Arsenal Win Despite Second Half Scares
I was quite surprised when I saw the xG figures for the Arsenal game. While Arsenal had some good chances, with Danielle van de Donk missing pretty much an open goal, some defensive lapses in the second half felt as though they gave West Ham a route back into the game and that Arsenal were quite fortunate not to throw the game away.
The xG timeline below shows West Ham had a few chances in the second half, but they almost flatlined after actually pulling one back – with the indirect free kick likely having a low xG due to the fact half of North London was standing on the goal line as Manuela Zinsberger charged the shot down.
The argument could be made that on another day Martha Thomas scores the chance where Zinsberger is caught in possession or Adriana Leon scores her back post header, but also on another day Danielle van de Donk would have scored her open goal to make it 3-0 and Arsenal cruise for the second half.
Arsenal may have had some lapses at the back but I don’t think it was anything more than a bit of opening day sloppiness due to a lack of match sharpness or new centre-back pairings getting used to each other but, with plenty of games coming up this month, you’d imagine these problems won’t last much longer.

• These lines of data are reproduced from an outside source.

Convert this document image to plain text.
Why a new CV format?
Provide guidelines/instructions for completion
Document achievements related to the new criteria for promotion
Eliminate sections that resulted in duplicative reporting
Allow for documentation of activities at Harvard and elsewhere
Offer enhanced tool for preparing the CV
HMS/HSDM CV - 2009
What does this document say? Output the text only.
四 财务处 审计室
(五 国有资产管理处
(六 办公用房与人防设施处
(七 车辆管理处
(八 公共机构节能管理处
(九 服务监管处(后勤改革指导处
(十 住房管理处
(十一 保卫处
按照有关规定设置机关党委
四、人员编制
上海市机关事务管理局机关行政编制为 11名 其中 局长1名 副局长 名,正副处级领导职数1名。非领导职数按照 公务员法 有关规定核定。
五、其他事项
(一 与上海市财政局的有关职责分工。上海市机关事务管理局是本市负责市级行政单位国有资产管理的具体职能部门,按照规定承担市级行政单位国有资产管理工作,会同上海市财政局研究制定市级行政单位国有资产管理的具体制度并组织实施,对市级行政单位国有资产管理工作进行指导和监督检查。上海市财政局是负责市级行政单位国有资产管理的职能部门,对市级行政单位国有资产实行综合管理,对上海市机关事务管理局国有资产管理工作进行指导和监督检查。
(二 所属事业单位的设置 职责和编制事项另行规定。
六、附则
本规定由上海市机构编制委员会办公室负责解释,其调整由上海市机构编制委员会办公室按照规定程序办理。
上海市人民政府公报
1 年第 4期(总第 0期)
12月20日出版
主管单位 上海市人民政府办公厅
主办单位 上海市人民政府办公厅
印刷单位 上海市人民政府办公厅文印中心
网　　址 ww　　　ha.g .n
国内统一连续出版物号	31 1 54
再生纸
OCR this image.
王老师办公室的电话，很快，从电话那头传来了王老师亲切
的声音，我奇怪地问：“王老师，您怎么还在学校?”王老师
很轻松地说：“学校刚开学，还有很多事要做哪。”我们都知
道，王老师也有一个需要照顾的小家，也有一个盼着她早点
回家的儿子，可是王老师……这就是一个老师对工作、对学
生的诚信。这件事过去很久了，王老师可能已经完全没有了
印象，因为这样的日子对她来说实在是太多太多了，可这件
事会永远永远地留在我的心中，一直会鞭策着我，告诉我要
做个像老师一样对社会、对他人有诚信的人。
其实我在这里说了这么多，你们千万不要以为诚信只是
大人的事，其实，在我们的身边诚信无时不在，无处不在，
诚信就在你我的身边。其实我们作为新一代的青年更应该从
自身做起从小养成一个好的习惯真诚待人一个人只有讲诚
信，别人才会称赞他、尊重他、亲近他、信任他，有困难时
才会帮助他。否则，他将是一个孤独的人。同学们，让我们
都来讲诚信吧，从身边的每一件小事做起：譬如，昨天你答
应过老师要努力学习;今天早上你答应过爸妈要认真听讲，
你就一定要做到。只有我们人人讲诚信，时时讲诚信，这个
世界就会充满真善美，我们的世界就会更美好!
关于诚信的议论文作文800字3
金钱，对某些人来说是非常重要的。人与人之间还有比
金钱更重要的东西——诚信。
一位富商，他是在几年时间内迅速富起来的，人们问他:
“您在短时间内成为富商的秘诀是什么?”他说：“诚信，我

Leah Williamson and Arsenal’s Midfield
With Leah Williamson being one of the first players to stand out when I first looked at the FAWSL data, she’s one of the players I’m most looking forward to watching properly.
She’s played an interesting role in the opening two games for Arsenal – including the Champions League game against Fiorentina. I did actually want to write a separate piece about how she lined up against Fiorentina but couldn’t get my hands on a download for the match so I’ll quickly mention it here instead.
Against West Ham she lined up as an orthodox central midfielder, as the pass map below highlights, but against Fiorentina she played a hybrid centre-back and midifeld role. It was almost a back three of Leonie Maier, Jennifer Beattie and Katie McCabe with Leah Williamson stationed in front of them forming a midfield with Jill Roord, Kim Little and Danielle van de Donk.
I’m intrigued as to whether both Williamson in midfield and the hybrid role she played against Fiorentina will be a regular feature of Arsenal’s play this year or whether it’s just being used to cover for the absence of Lia Wälti – although it’s an odd time to try it considering she had a long-term injury and is now back in training.
If it is the latter though, while Williamson and Beattie will be a good orthodox partnership, it will be slightly disappointing from a neutral point of view.
It’s a big risk to play her in the hybrid role and you can argue it limits the attacking influence of the full-backs, but it allows her to have more influence and use her passing ability slightly higher up the pitch.
In addition to this, it allows Arsenal to squeeze an extra midfielder in, without having to play one out wide, which is probably where they’re strongest. If they play a traditional 4-3-3/4-2-3-1 with Wälti holding they’ve got Van de Donk, Little, Roord and Jordan Nobbs up for just two spots in the team.
Having these players find space between the lines and combine for Arsenal is huge in their play.
Last weekend Danielle van de Donk and Kim Little were first and second for passes received in the central area of the final third not under pressure. Then, looking at progression via passes for midfielders and forwards, Kim Little was 2nd and Leah Williamson 4th, while Little was also 2nd when looking at progression via carries for central midfielders, behind only Ji So-Yun.
To show some this in action and what Williamson brings slightly higher up the field I’ve included a few clips. The first shows her receieve the ball, she has a quick look forward but nothing is on so she spreads it wide, before getting it back and sliding it through for Kim Little, who then plays Lisa Evans in behind for a cross. (A GFY link)
I like the next clip because you see her point to where the player on the ball should go a couple of times, then when she gets it she shapes her body for a wide pass before going inside to Evans on the edge of the area, who lays it off to Roord for a shot. (A GFY link)
For the last pass, I’ve watched it a few times and I can’t decide if she meant for it to turn out how it did. If she did, it’s a great pass, first time with the outside of the boot and breaking the West Ham line. (A GFY link)
From what I’ve seen of this Arsenal side, they seem to a good job of showing @NathanAClark’s ‘players aren’t positions’.
They have players play different positions or roles, but I’m yet to see it feel like a player is playing out of position. It feels as though they’re just using that player’s attributes in a different area of the pitch, rather than asking the player to do something completely different.
It sounds a bit vague, but Williamson hasn’t looked any different in the three different roles I’ve seen her play, while Danielle van de Donk didn’t seem odd out wide against West Ham. It’s something I really like from what I’ve seen of them so far.
A Strong Debut For Martha Thomas
West Ham lost Jane Ross, their player with the highest xG last season, to Manchester United in the summer, but Martha Thomas gave an encouraging first game that may have them forgetting about Ross pretty quickly.
23-years-old and signed from French 2nd division side Le Havre, Thomas showed herself to be a focal point, having received the 7th most progression at the weekend, a hard worker off the ball, making the 2nd most pressures, as well as grabbing a goal for her side.